Real Estate Investment Trusts (REIT’s) have emerged under these conditions as key players on the path to a complete housing monopoly.  REIT’s own vast portfolios of property and create value for their investors by maximising the revenue each building generates. Their strategy relies on purchasing property in working class neighbourhoods where rent is low, carrying out a mass displacement campaign to remove current tenants, then hiking the rent without limitation before new tenants move in. This strategy is hugely successful and REIT’s are a preferred investment option for many individuals, institutions, and pension funds.

Why is the housing crisis specifically a working-class problem?

The housing crisis is a working-class problem, not because only the working class notice or struggle with exorbitant rents and house prices, but because the root of the housing crisis is the fact that the ruling elites make profits by raising prices and suppressing wages. 

This is clear when you consider either of two scenarios. In the first, wages aren’t suppressed but rents are high. There is no crisis here, as though the dollar amount attached to rent may be high, it is an affordable percentage of an average income. In the second scenario, both wages and rent are low. There is no crisis here, as though the dollar amount representing someone’s salary is small, their shelter consumes an affordable percentage of it. Today’s housing crisis is a direct result of the ruling elites’ intentional and systematic depression of wages and surge in prices, all to maximise their individual profits. 

Another clarifying scenario that reveals the class character of the housing crisis is to imagine if rent were abolished and housing nationalised. In this case, the working class would suddenly have more money available to spend on other necessities like groceries, clothes, and electricity. Following housing nationalisation, these sectors would soon see massive inflation, as the capitalists are now able to demand much higher prices, knowing that the masses have more money at their disposal and will give everything to have their needs met. The suffering of the working class, the disparity between their wages and the cost of their essential needs, would remain constant. To overcome this, it is essential that workers control all key industrial sectors, including housing.

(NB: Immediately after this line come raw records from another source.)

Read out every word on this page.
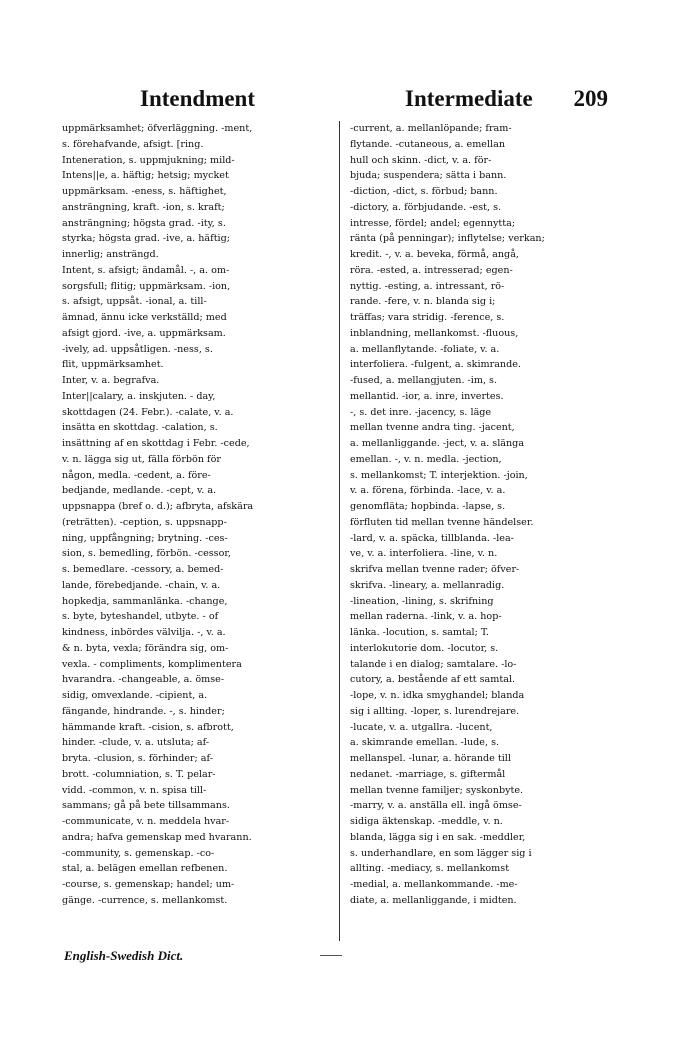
Intendment	Intermediate 209
uppmärksamhet; öfverläggning. -ment,
s. förehafvande, afsigt. [ring.
Inteneration, s. uppmjukning; mild-
Intens||e, a. häftig; hetsig; mycket
uppmärksam. -eness, s. häftighet,
ansträngning, kraft. -ion, s. kraft;
ansträngning; högsta grad. -ity, s.
styrka; högsta grad. -ive, a. häftig;
innerlig; ansträngd.
Intent, s. afsigt; ändamål. -, a. om-
sorgsfull; flitig; uppmärksam. -ion,
s. afsigt, uppsåt. -ional, a. till-
ämnad, ännu icke verkställd; med
afsigt gjord. -ive, a. uppmärksam.
-ively, ad. uppsåtligen. -ness, s.
flit, uppmärksamhet.
Inter, v. a. begrafva.
Inter||calary, a. inskjuten. - day,
skottdagen (24. Febr.). -calate, v. a.
insätta en skottdag. -calation, s.
insättning af en skottdag i Febr. -cede,
v. n. lägga sig ut, fälla förbön för
någon, medla. -cedent, a. före-
bedjande, medlande. -cept, v. a.
uppsnappa (bref o. d.); afbryta, afskära
(reträtten). -ception, s. uppsnapp-
ning, uppfångning; brytning. -ces-
sion, s. bemedling, förbön. -cessor,
s. bemedlare. -cessory, a. bemed-
lande, förebedjande. -chain, v. a.
hopkedja, sammanlänka. -change,
s. byte, byteshandel, utbyte. - of
kindness, inbördes välvilja. -, v. a.
& n. byta, vexla; förändra sig, om-
vexla. - compliments, komplimentera
hvarandra. -changeable, a. ömse-
sidig, omvexlande. -cipient, a.
fängande, hindrande. -, s. hinder;
hämmande kraft. -cision, s. afbrott,
hinder. -clude, v. a. utsluta; af-
bryta. -clusion, s. förhinder; af-
brott. -columniation, s. T. pelar-
vidd. -common, v. n. spisa till-
sammans; gå på bete tillsammans.
-communicate, v. n. meddela hvar-
andra; hafva gemenskap med hvarann.
-community, s. gemenskap. -co-
stal, a. belägen emellan refbenen.
-course, s. gemenskap; handel; um-
gänge. -currence, s. mellankomst.
-current, a. mellanlöpande; fram-
flytande. -cutaneous, a. emellan
hull och skinn. -dict, v. a. för-
bjuda; suspendera; sätta i bann.
-diction, -dict, s. förbud; bann.
-dictory, a. förbjudande. -est, s.
intresse, fördel; andel; egennytta;
ränta (på penningar); inflytelse; verkan;
kredit. -, v. a. beveka, förmå, angå,
röra. -ested, a. intresserad; egen-
nyttig. -esting, a. intressant, rö-
rande. -fere, v. n. blanda sig i;
träffas; vara stridig. -ference, s.
inblandning, mellankomst. -fluous,
a. mellanflytande. -foliate, v. a.
interfoliera. -fulgent, a. skimrande.
-fused, a. mellangjuten. -im, s.
mellantid. -ior, a. inre, invertes.
-, s. det inre. -jacency, s. läge
mellan tvenne andra ting. -jacent,
a. mellanliggande. -ject, v. a. slänga
emellan. -, v. n. medla. -jection,
s. mellankomst; T. interjektion. -join,
v. a. förena, förbinda. -lace, v. a.
genomfläta; hopbinda. -lapse, s.
förfluten tid mellan tvenne händelser.
-lard, v. a. späcka, tillblanda. -lea-
ve, v. a. interfoliera. -line, v. n.
skrifva mellan tvenne rader; öfver-
skrifva. -lineary, a. mellanradig.
-lineation, -lining, s. skrifning
mellan raderna. -link, v. a. hop-
länka. -locution, s. samtal; T.
interlokutorie dom. -locutor, s.
talande i en dialog; samtalare. -lo-
cutory, a. bestående af ett samtal.
-lope, v. n. idka smyghandel; blanda
sig i allting. -loper, s. lurendrejare.
-lucate, v. a. utgallra. -lucent,
a. skimrande emellan. -lude, s.
mellanspel. -lunar, a. hörande till
nedanet. -marriage, s. giftermål
mellan tvenne familjer; syskonbyte.
-marry, v. a. anställa ell. ingå ömse-
sidiga äktenskap. -meddle, v. n.
blanda, lägga sig i en sak. -meddler,
s. underhandlare, en som lägger sig i
allting. -mediacy, s. mellankomst
-medial, a. mellankommande. -me-
diate, a. mellanliggande, i midten.
English-Swedish Dict.
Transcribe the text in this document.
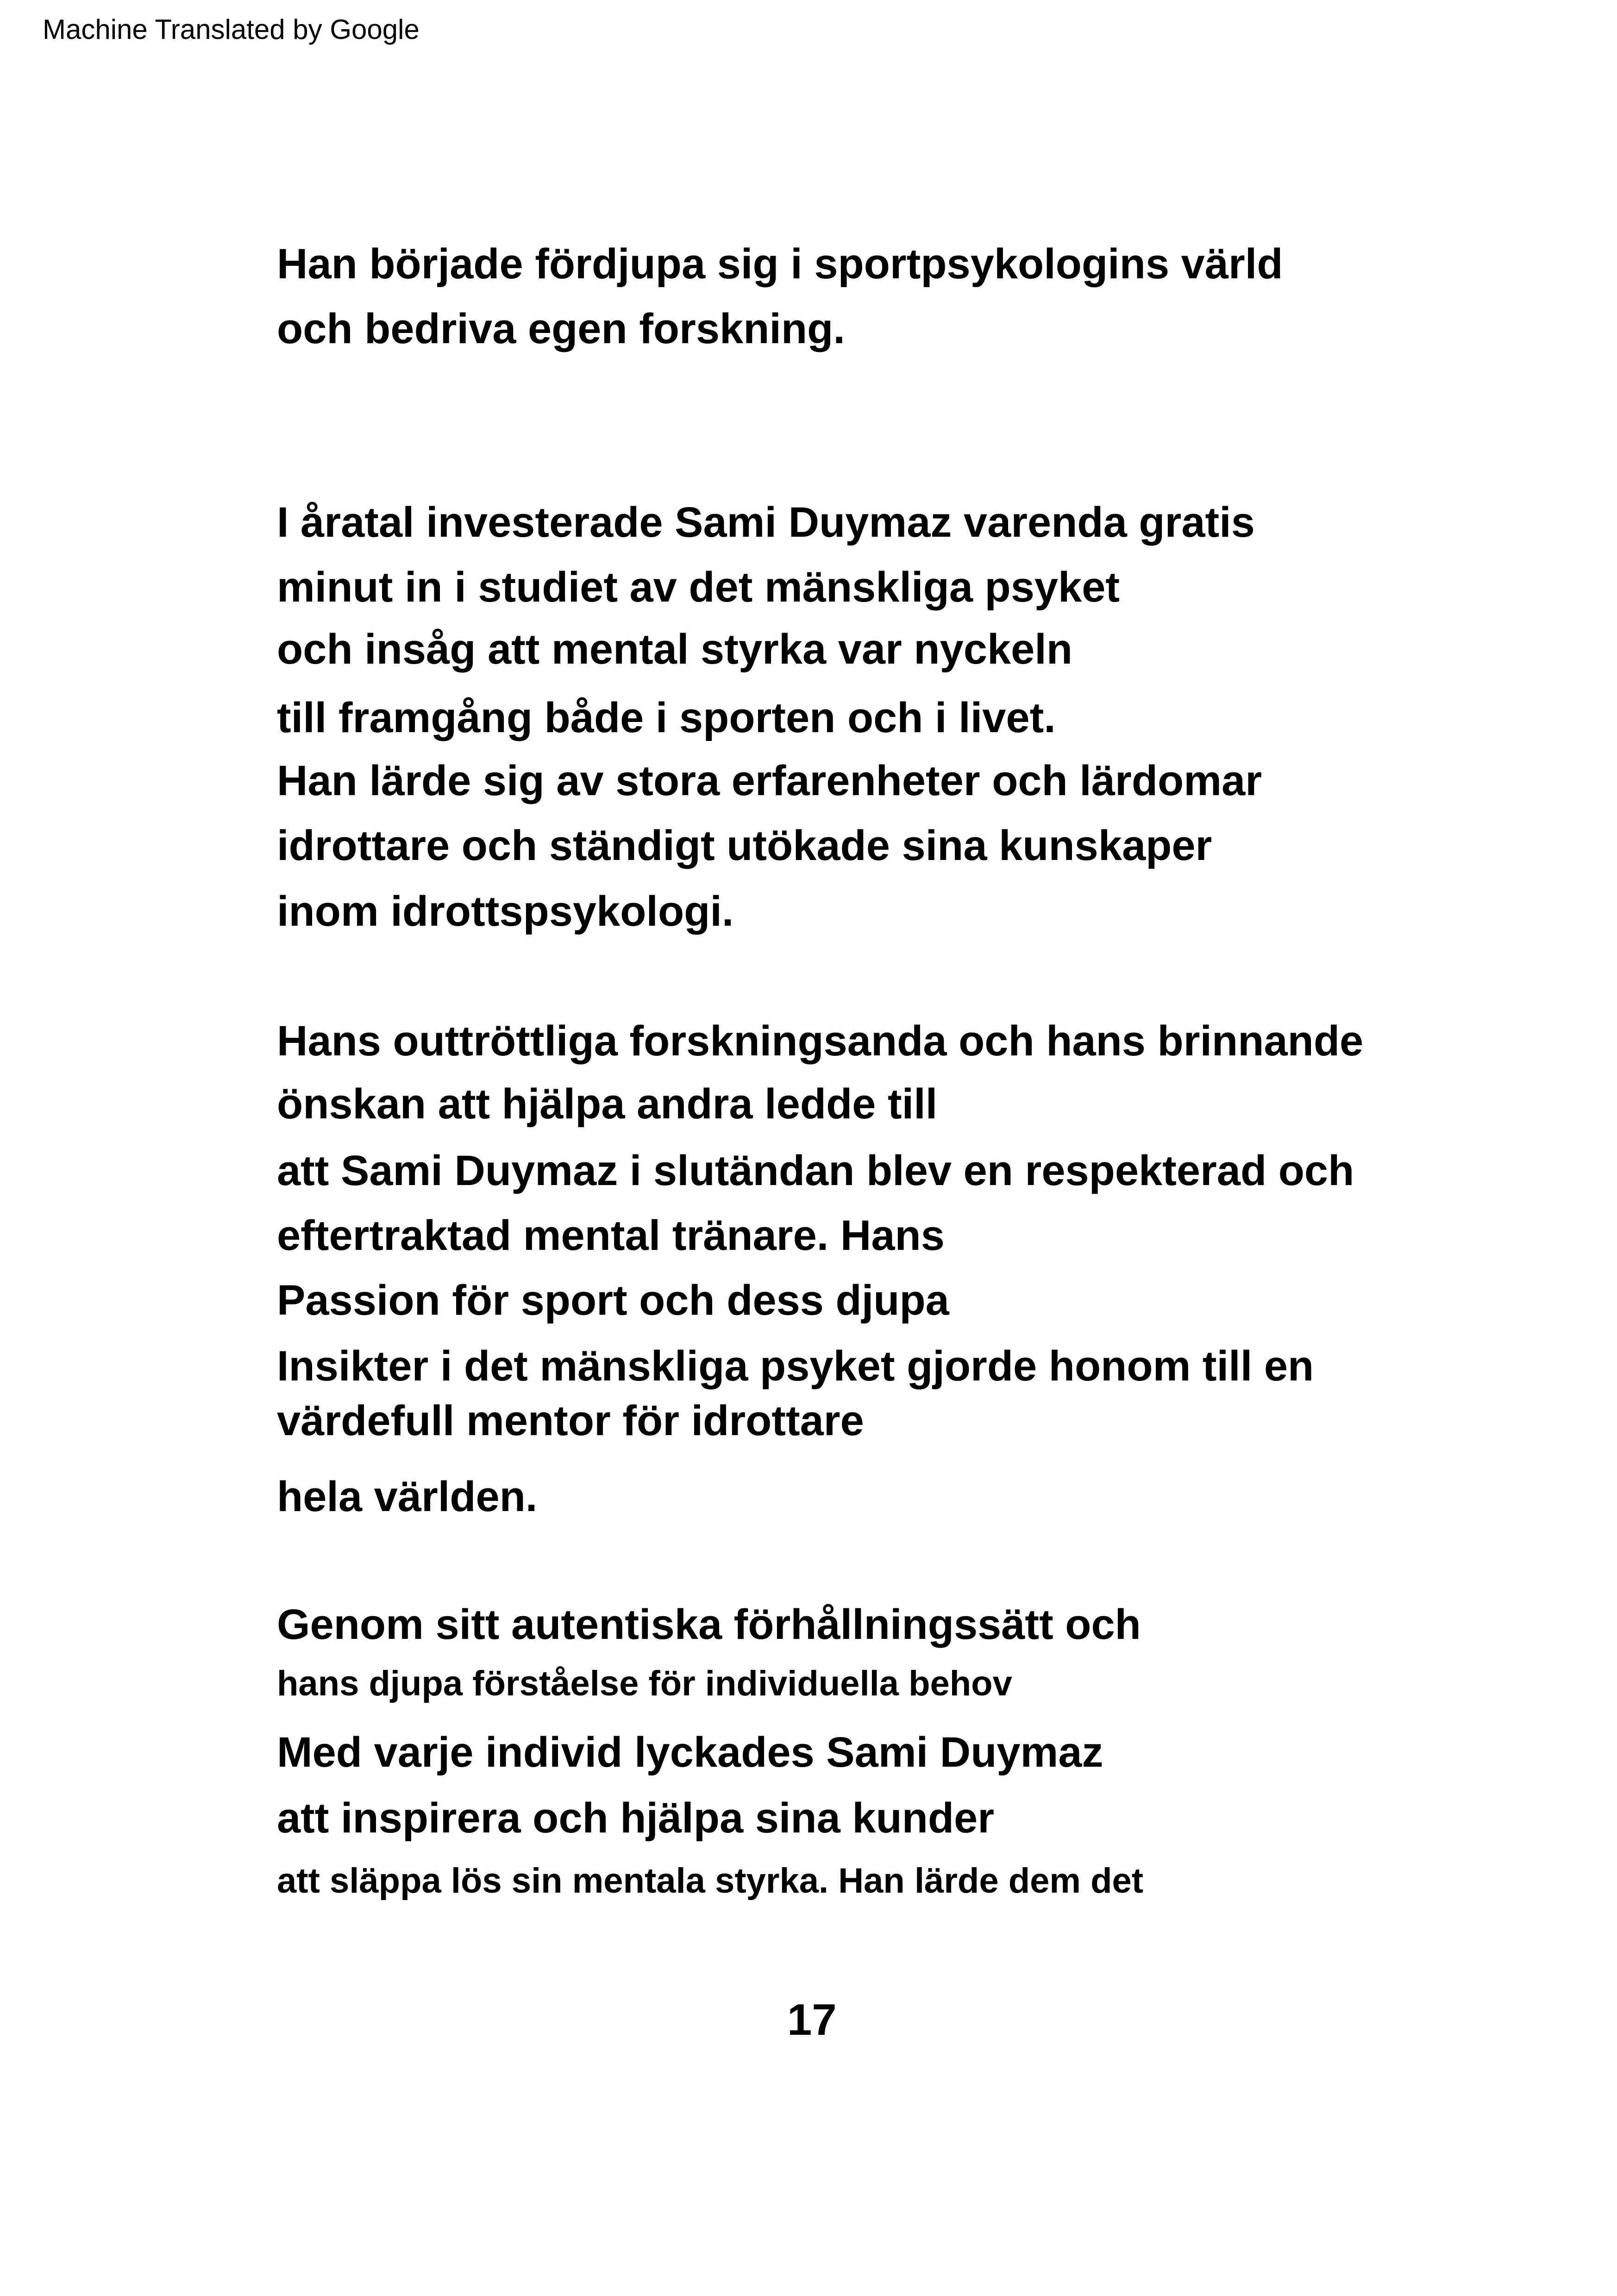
Machine Translated by Google
Han började fördjupa sig i sportpsykologins värld
och bedriva egen forskning.
I åratal investerade Sami Duymaz varenda gratis
minut in i studiet av det mänskliga psyket
och insåg att mental styrka var nyckeln
till framgång både i sporten och i livet.
Han lärde sig av stora erfarenheter och lärdomar
idrottare och ständigt utökade sina kunskaper
inom idrottspsykologi.
Hans outtröttliga forskningsanda och hans brinnande
önskan att hjälpa andra ledde till
att Sami Duymaz i slutändan blev en respekterad och
eftertraktad mental tränare. Hans
Passion för sport och dess djupa
Insikter i det mänskliga psyket gjorde honom till en
värdefull mentor för idrottare
hela världen.
Genom sitt autentiska förhållningssätt och
hans djupa förståelse för individuella behov
Med varje individ lyckades Sami Duymaz
att inspirera och hjälpa sina kunder
att släppa lös sin mentala styrka. Han lärde dem det
17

The ruling elites conspire both implicitly and explicitly, between themselves and with the state, to ensure as much wealth as possible ends up in their hands. In 2023, Vancouver city council voted to return $3.8M to developers that was collected as a part of the Empty Homes Tax, introduced to solve the supply issue that was supposedly driving the housing crisis. The BC and Vancouver Governments increasingly pass policies that lower building costs and regulations which only work to line the pockets of developers and construction companies. And the newest distraction tactic – blaming the housing crisis on international students – only serves to divide the working class. The ruling class intentionally works together to ensure the few continue to thrive, at the expense of the masses.

A capitalist’s profit is maximised when they can minimize how much they pay their workers and maximise how much they charge for their product. Though the capitalist who pays poor wages and the one who demands obscene rents may be different individuals, they are on the same team. These different capitalists comprise the ruling class, the bourgeoisie, who abuse the working class, the proletariat, to hoard evermore wealth. This is why the housing crisis is a class issue.

What is the solution to the housing crisis?

To solve the housing crisis, we need to resolve the contradiction between the bourgeoisie and the proletariat. Individuals can no longer hoard the wealth that we collectively create and leave us with barely enough to survive. In order for the masses to reliably have their needs met, our society can no longer rely on the exploitation of the proletariat to build wealth for the bourgeoisie.

To change our society, we need to unite, build a revolutionary vision, and struggle for systems that benefit us – our families and communities – not the ruling elites.